Tra rugby e football americano c’è da sempre un’amichevole rivalità, giocata sul fatto da una parte ci sono protezioni, caschi, azioni frammentate ed esultanze assurde anche solo per un placcaggio, mentre dall’altra ci sono tradizioni, birra e al massimo un paradenti e un caschetto morbido che ti separano da una brutta concussione. Tuttavia, se c’è un campo in cui i rugbisti possono solo chinare il capo è quello dei simulatori dedicati ai rispettivi sport. Il football americano, essendo una delle principali passioni made in USA, può contare su tutta la potenza di fuoco di Electronic Arts, che ogni anno migliora, affina e amplia Madden come se fosse la villa di un quarterback milionario; sull’altro versante, vuoi per il mercato inferiore, vuoi perché sembra interessare a pochi, abbiamo titoli che al massimo sembrano la bettola dove Renton e soci si facevano di eroina in Trainspotting.
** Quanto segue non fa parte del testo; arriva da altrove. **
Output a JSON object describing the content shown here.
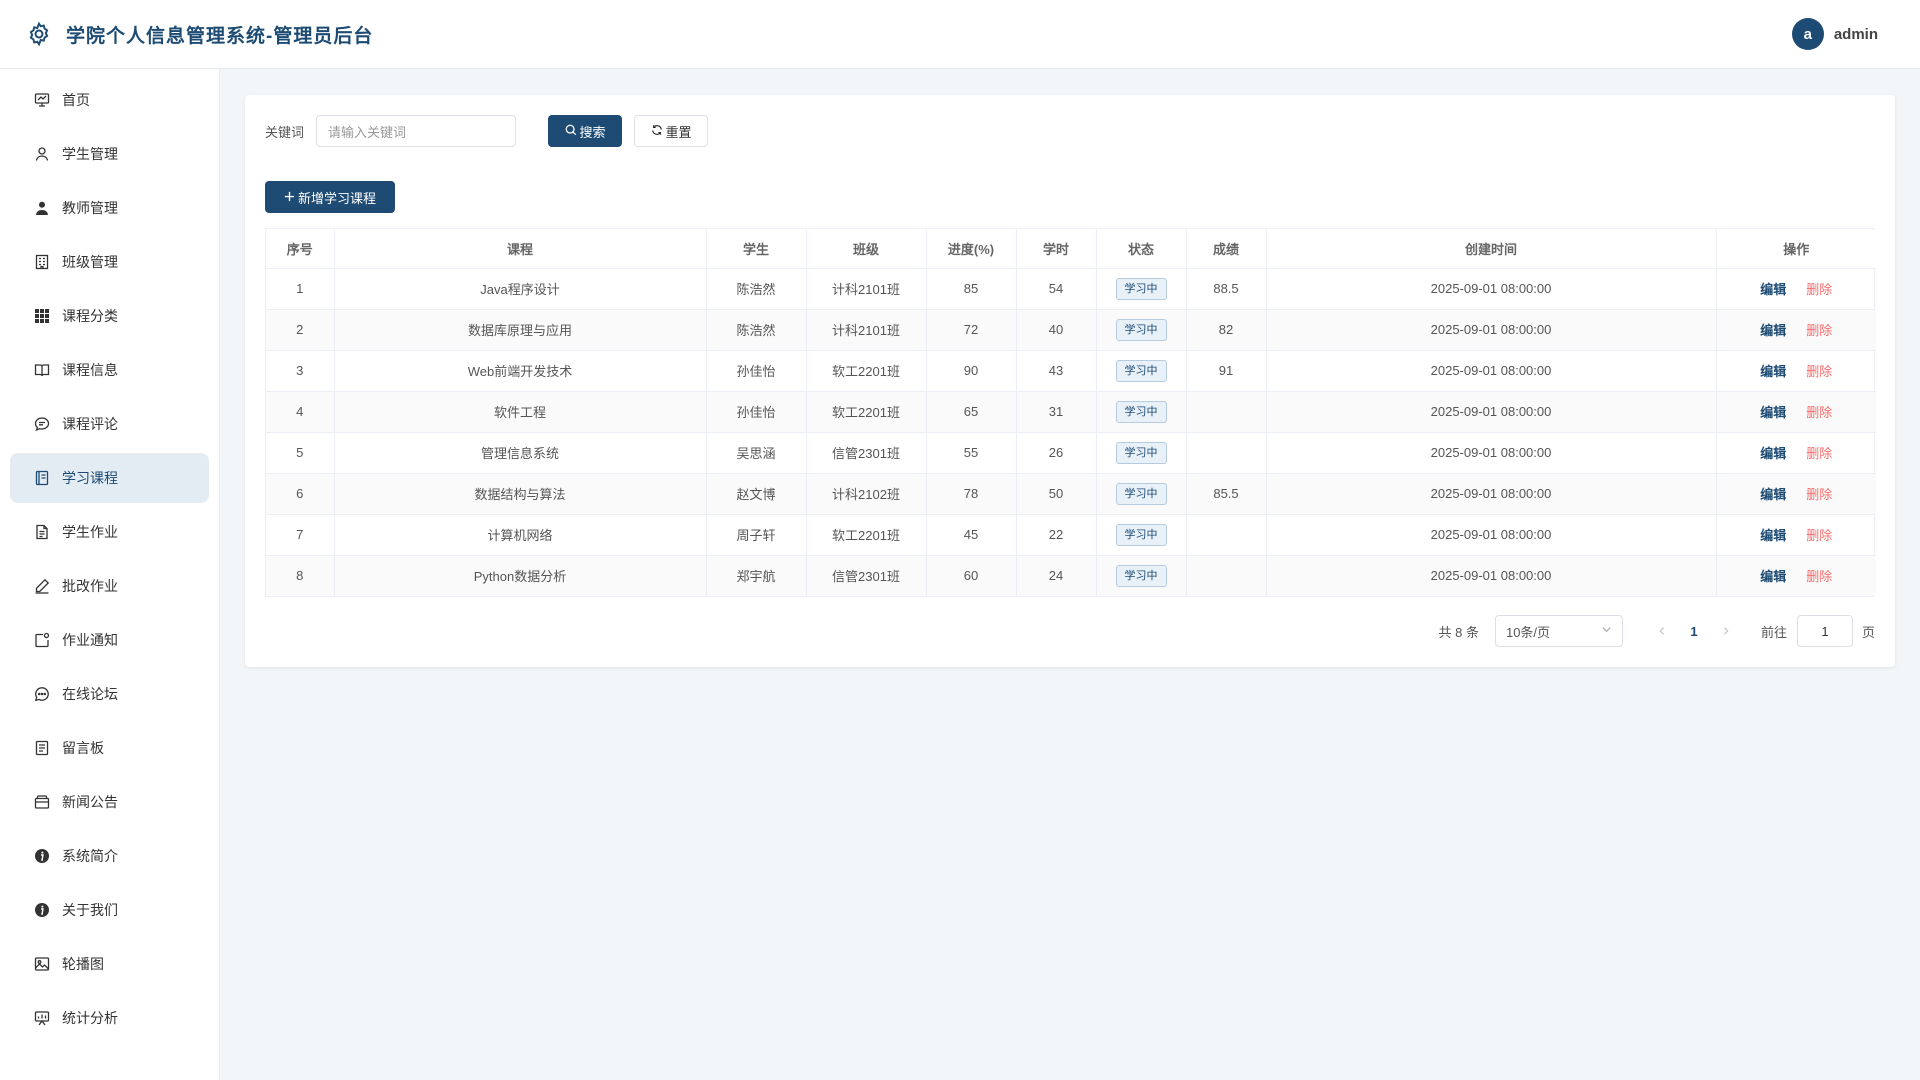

Rugby 18 continua purtroppo questa spettacolare tradizione di videogiochi raffazzonati che, incredibilmente, non riescono a imparare assolutamente niente dai precedenti e che portano a rimpiangere titoli preistorici come Jonah Lomu Rugby o Rugby Challenge 2006. Ma procediamo con ordine, perché se c’è una cosa che il rugby mi ha insegnato è che non importa se fai schifo e stai subendo: devi portare in fondo anche la peggiore delle partite.
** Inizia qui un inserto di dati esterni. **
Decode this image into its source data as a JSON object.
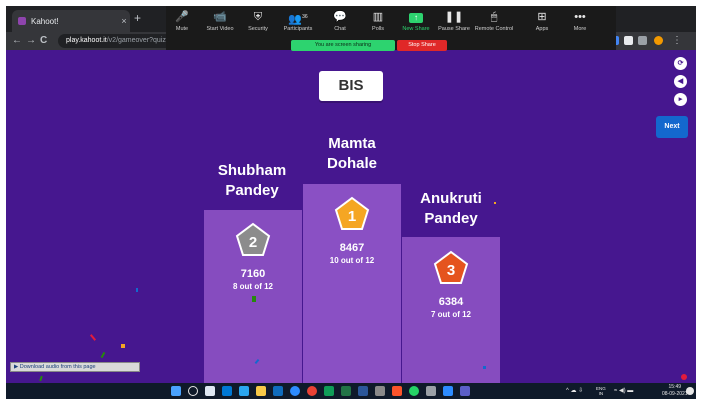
{
  "browser": {
    "tab_title": "Kahoot!",
    "tab_close": "×",
    "new_tab": "+",
    "url_host": "play.kahoot.it",
    "url_path": "/v2/gameover?quizId=...",
    "back_icon": "←",
    "forward_icon": "→",
    "reload_icon": "C",
    "lock_icon": "🔒"
  },
  "zoom": {
    "buttons": [
      {
        "label": "Mute",
        "icon": "mic-icon",
        "glyph": "🎤"
      },
      {
        "label": "Start Video",
        "icon": "video-icon",
        "glyph": "📹"
      },
      {
        "label": "Security",
        "icon": "shield-icon",
        "glyph": "⛨"
      },
      {
        "label": "Participants",
        "icon": "participants-icon",
        "glyph": "👥",
        "count": "36"
      },
      {
        "label": "Chat",
        "icon": "chat-icon",
        "glyph": "💬"
      },
      {
        "label": "Polls",
        "icon": "polls-icon",
        "glyph": "▥"
      },
      {
        "label": "New Share",
        "icon": "share-icon",
        "glyph": "↑"
      },
      {
        "label": "Pause Share",
        "icon": "pause-icon",
        "glyph": "❚❚"
      },
      {
        "label": "Remote Control",
        "icon": "remote-control-icon",
        "glyph": "🖱"
      },
      {
        "label": "Apps",
        "icon": "apps-icon",
        "glyph": "⊞"
      },
      {
        "label": "More",
        "icon": "more-icon",
        "glyph": "•••"
      }
    ],
    "sharing_banner": "You are screen sharing",
    "stop_share": "Stop Share"
  },
  "kahoot": {
    "quiz_title": "BIS",
    "next_label": "Next",
    "podium": [
      {
        "rank": "1",
        "name_line1": "Mamta",
        "name_line2": "Dohale",
        "score": "8467",
        "detail": "10 out of 12"
      },
      {
        "rank": "2",
        "name_line1": "Shubham",
        "name_line2": "Pandey",
        "score": "7160",
        "detail": "8 out of 12"
      },
      {
        "rank": "3",
        "name_line1": "Anukruti",
        "name_line2": "Pandey",
        "score": "6384",
        "detail": "7 out of 12"
      }
    ],
    "badge_colors": {
      "gold": "#f5a623",
      "silver": "#8c8c8c",
      "bronze": "#e5541e"
    },
    "side_icons": [
      "rotate-icon",
      "volume-icon",
      "fullscreen-icon"
    ]
  },
  "download_bar": "Download audio from this page",
  "taskbar": {
    "language": "ENG",
    "region": "IN",
    "time": "15:49",
    "date": "08-09-2021"
  },
  "colors": {
    "kahoot_purple": "#46178f",
    "podium": "#864cbf",
    "next_button": "#1368ce",
    "zoom_green": "#2dd36f",
    "stop_red": "#e02828"
  }
}
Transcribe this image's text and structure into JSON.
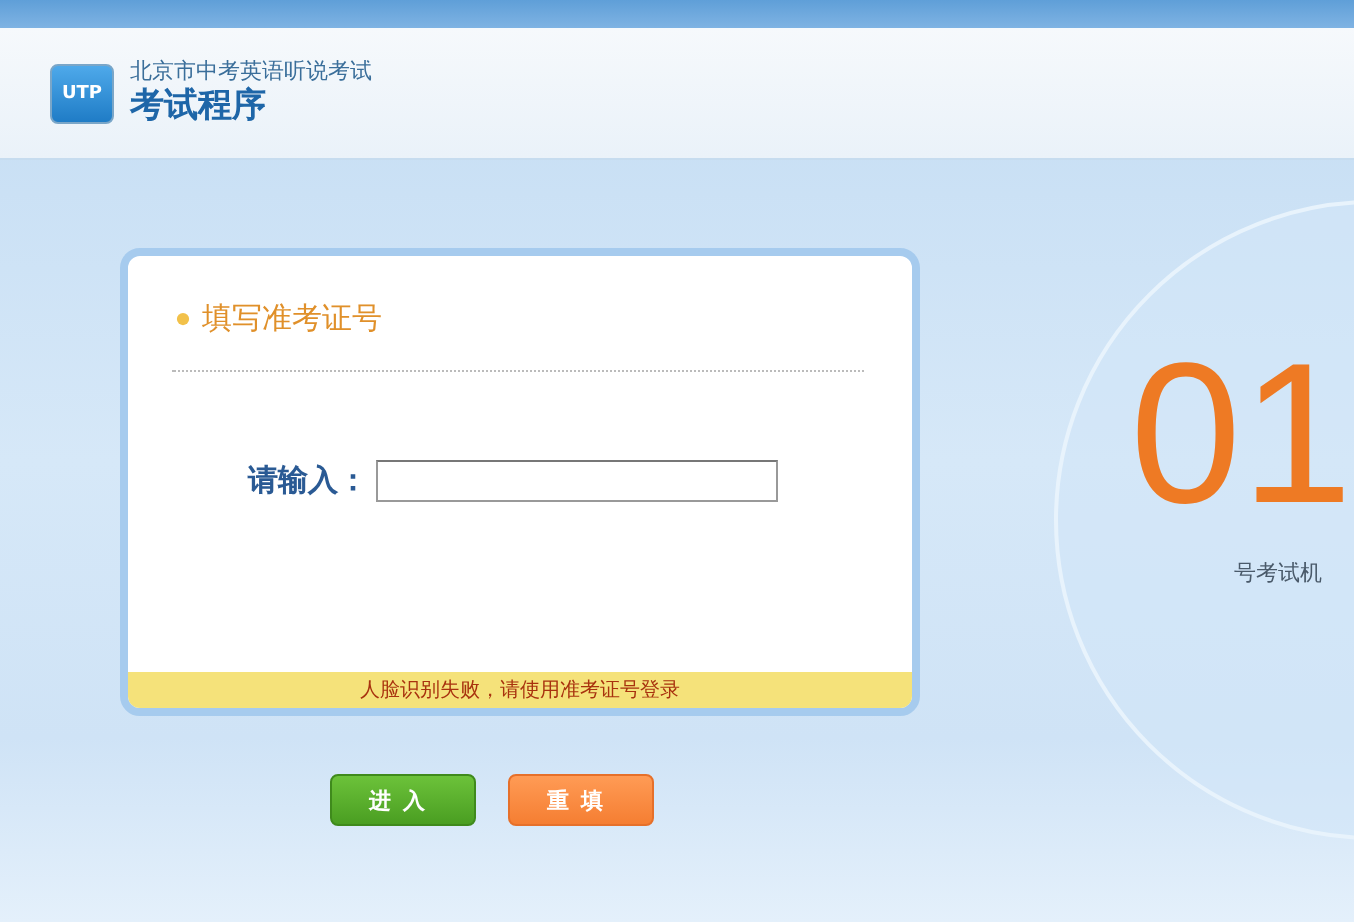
{
  "header": {
    "logo": "UTP",
    "subtitle": "北京市中考英语听说考试",
    "title": "考试程序"
  },
  "form": {
    "title": "填写准考证号",
    "input_label": "请输入：",
    "notice": "人脸识别失败，请使用准考证号登录"
  },
  "buttons": [
    {
      "label": "进入",
      "kind": "primary"
    },
    {
      "label": "重填",
      "kind": "reset"
    }
  ],
  "machine": {
    "number": "01",
    "label": "号考试机"
  }
}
Non so onestamente gli sviluppatori quali partite abbiamo visto prima di iniziare a lavorare su Rugby 18
SIAMO UNA SQUADRA BRUTTISSIMI
Ma onestamente, chi vorrebbe mai organizzare un torneo o gestire una squadra di questa roba qua? Non so onestamente gli sviluppatori quali partite abbiamo visto prima di iniziare a lavorare su Rugby 18: probabilmente, avranno assistito ad alcuni match di serie C1 italiana giocati sotto la pioggia tra due compagini bendate, perché non c’è niente di rugbistico nel modo in cui le squadre si schierano in campo. L’attacco è composto da giocatori che vagano in maniera non meglio precisata, senza rispettare in alcun modo la profondità e finendo quindi per prendere palla e venire subito placcati da una difesa che si raggruppa seguendo movimenti altrettanto casuali. Per quanto possa sembrare qualcosa di diverso allo spettatore occasionale, il rugby è uno sport d’ordine in cui tutti devono fare la loro parte, dove la posizione in campo è fondamentale e dove chi ha la palla in mano è soltanto la cuspide di una strategia d’attacco che si basa sui suoi compagni, che devono – con i loro movimenti – aprire i varchi difensivi necessari a effettuare il passaggio o la linea di corsa giusta. Rendere tutto questo in un videogioco è complesso e qualche incertezza ci può stare, ma qui si esagera. Cosa ancora più assurda, una volta che un giocatore ha la palla in mano e riesce miracolosamente a fare più due passi viene subito rallentato da una perdita di stamina quasi istantanea, col risultato comico di vedere ali velocissime che si involano sulla fascia per poi essere riprese e placcate da piloni sovrappeso: vista la mia stazza, magari fosse davvero così!
Simulare il rugby è complesso e qualche incertezza ci può stare, ma qui si esagera
Abbiamo sperato un po’ tutti che Rugby 18 riuscisse a portare nobiltà videoludica a una disciplina sportiva che, almeno sui nostri schermi, non è mai stata riprodotta col giusto decoro. Purtroppo, qui non si salva davvero quasi nulla, in particolare al momento di scendere in campo, dove le deficienze sono tante e tali che davvero non si capisce quale sport gli sviluppatori abbiano preso a esempio per partorire un prodotto che definire problematico è un eufemismo. Non resta altro da fare che affidarci a un eventuale, prossima edizione: questa lasciatela sullo scaffale.